Economic and Labor Force Implications of Artificial Intelligence

History, logic, and economic analysis all strongly point to the conclusion that the next technology wave, powered by artificial intelligence and robotics, will not lead to above average unemployment levels and that we will not run out of work. What it could do however, is significantly improve labor productivity growth rates, making society better off and boost per-capita incomes for virtually all Americans.

As such, policymakers should not give in the rising techno-panic over AI or take steps to slow down AI progress. Rather, they should take steps to support AI, including by using AI much more extensively within state government operations. Finally, while the next wave of innovation won’t create mass unemployment, it will likely increase labor market churn, making it much more essential that states and the federal government do a better job equipping workers with the support, tools, and skills they need to navigate a more turbulent labor market. This testimony lays out specific steps California and other states might do in this regard.

First, states should support AI development and adoption, particularly in state government functions, while at the same time avoiding policies, such as regulation and taxes, that would hinder AI adoption. This is important, because as ITIF has written, AI has the potential to usher in the next stage of e-government, bringing new efficiencies and improved services. By embracing AI in California’s government, the state will not only be helping to spur overall AI progress, it will also be improving the quality of California government.

At the same time, California should avoid imposing regulations on AI. As an inherently cross-border technology, any regulatory frameworks should be federal in scope. Moreover, in most cases regulation should not focus on AI or robotics themselves, but on the areas they are applied, such as credit reporting, e-commerce and privacy, financial transactions, health care, etc. We don’t and shouldn’t say that regulations regarding credit reporting should be different depending on the type of computer system a credit reporting firm uses. Therefore, we shouldn’t regulate AI itself.

Second, states should focus on improving their systems for helping workers make transitions between jobs and occupations. As noted above, in the last two decades the U.S. labor market has actually been remarkably calm, at least in historical terms. But the pace of disruption and productivity is likely to increase somewhat, and states and the federal government need to do a better job of helping affected workers.

One step states should not take is to consider universal basic income. Under this widely touted scheme, government would somehow take money from somewhere and write monthly checks to all adults, whether they are working or not, poor or rich.

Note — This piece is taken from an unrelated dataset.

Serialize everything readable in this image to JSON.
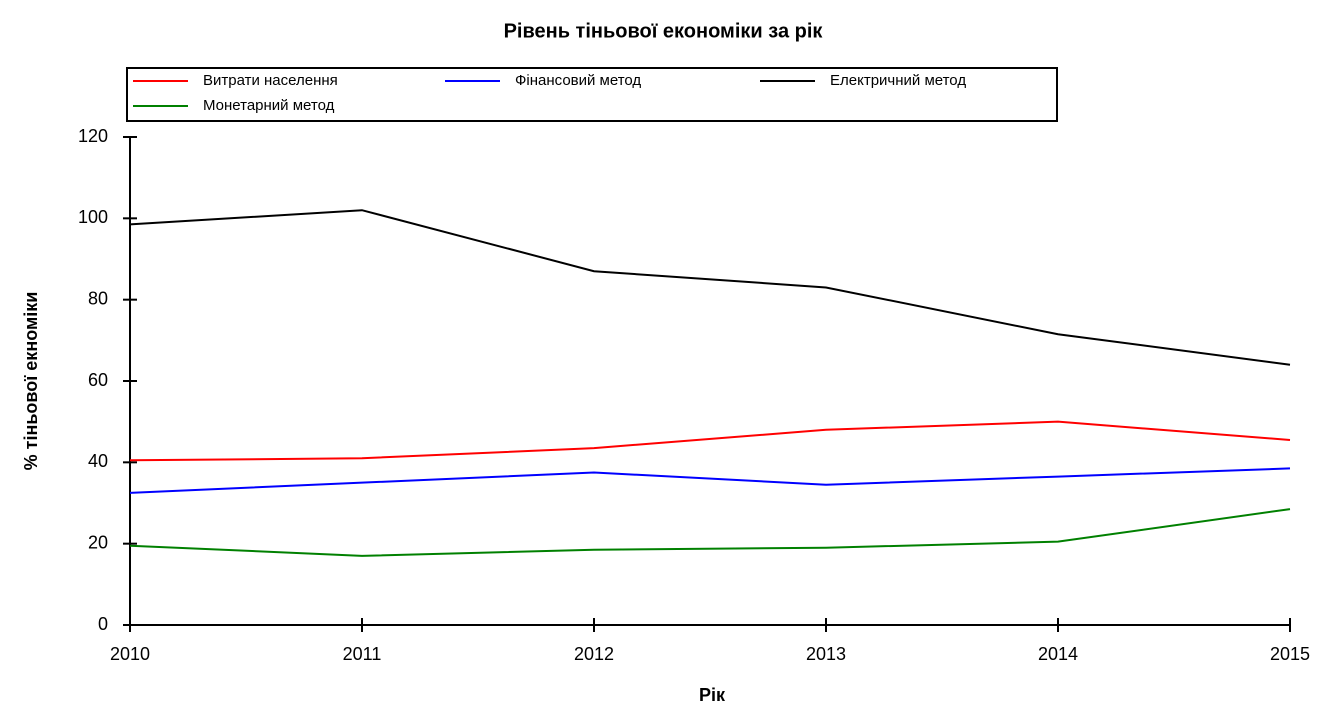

This allegedly would establish a stable floor upon which everyone would build their own brighter future. Universal basic income is one idea policymakers should categorically reject. UBI would lead to the very thing its advocates warn us technology will bring: large-scale unemployment as the government incentivizes workers to be idle instead of helping pave pathways for those at risk of displacement to prepare for and to find success in new jobs.

A forthcoming ITIF report will focus in greater detail on what a comprehensive agenda for easing worker transitions should entail. But in general, states can and should do a better job of enabling workers to get “better” skills, not necessarily more. In this case, better skills would entail not only higher levels of education, but also education and skills more attuned to the needs of employers. When worker skills are more developed, worker adjustment from dislocation becomes easier. Moreover, having a stronger base of general skills provides an important foundation if demand for a worker’s specific skills dries up.

States can partner with non-profit organizations to establish better online portals for access to skill assessments, training resources, and job search. For example, the Council for Adult and Experiential Learning (CAEL) has established sites to help workers understand jobs and competencies needed for jobs in the petrochemical and financial services industries and find specific jobs and training related to occupations in these industries.

States should also work to better enable workers to receive unemployment insurance while they are in training. An ideal time for a worker to obtain new skills to enter a new occupation is when they are unemployed. However, for that to work effectively, the worker should be able to collect unemployment insurance while unemployed. While federal law requires states to allow workers enrolled in certified training programs to collect unemployment insurance, few states adequately inform unemployed workers of this option and many actively limit the number of qualifying courses. They do this, of course, because state unemployment insurance offices are motivated principally by one goal: getting workers back to work as quickly as possible, in part to keep unemployment costs, and taxes, as low as possible.

One place to start changing this would be for California to actively and clearly notify workers once they apply for unemployment insurance that they qualify for unemployment insurance benefits if they are in approved training. One study found that dislocated workers who collect UI and are sent information regarding training (its potential benefits, how to enroll, and information on financial assistance) are 40 percent more likely to enroll in training. At the same time, California should use a profiling system to predict who is likely be unemployed long-term and then quickly encourage them to enroll, including advising them to meet with staff at regional “One-Stops” for counseling about training opportunities.

Finally, it is important that all of us—policymakers, journalists, experts, and citizens—take a deep breath and calm down: Labor market disruption is not abnormally high, and the doomsday scenarios of massive job loss from AI are just that: scenarios that are unlikely to happen. Claims that we are all one fast-growing tech “unicorn” away from redundancy only raise fears and lead policymakers to, at minimum, ignore policies that would spur automation and technological innovation, and at worse support policies that would limit them.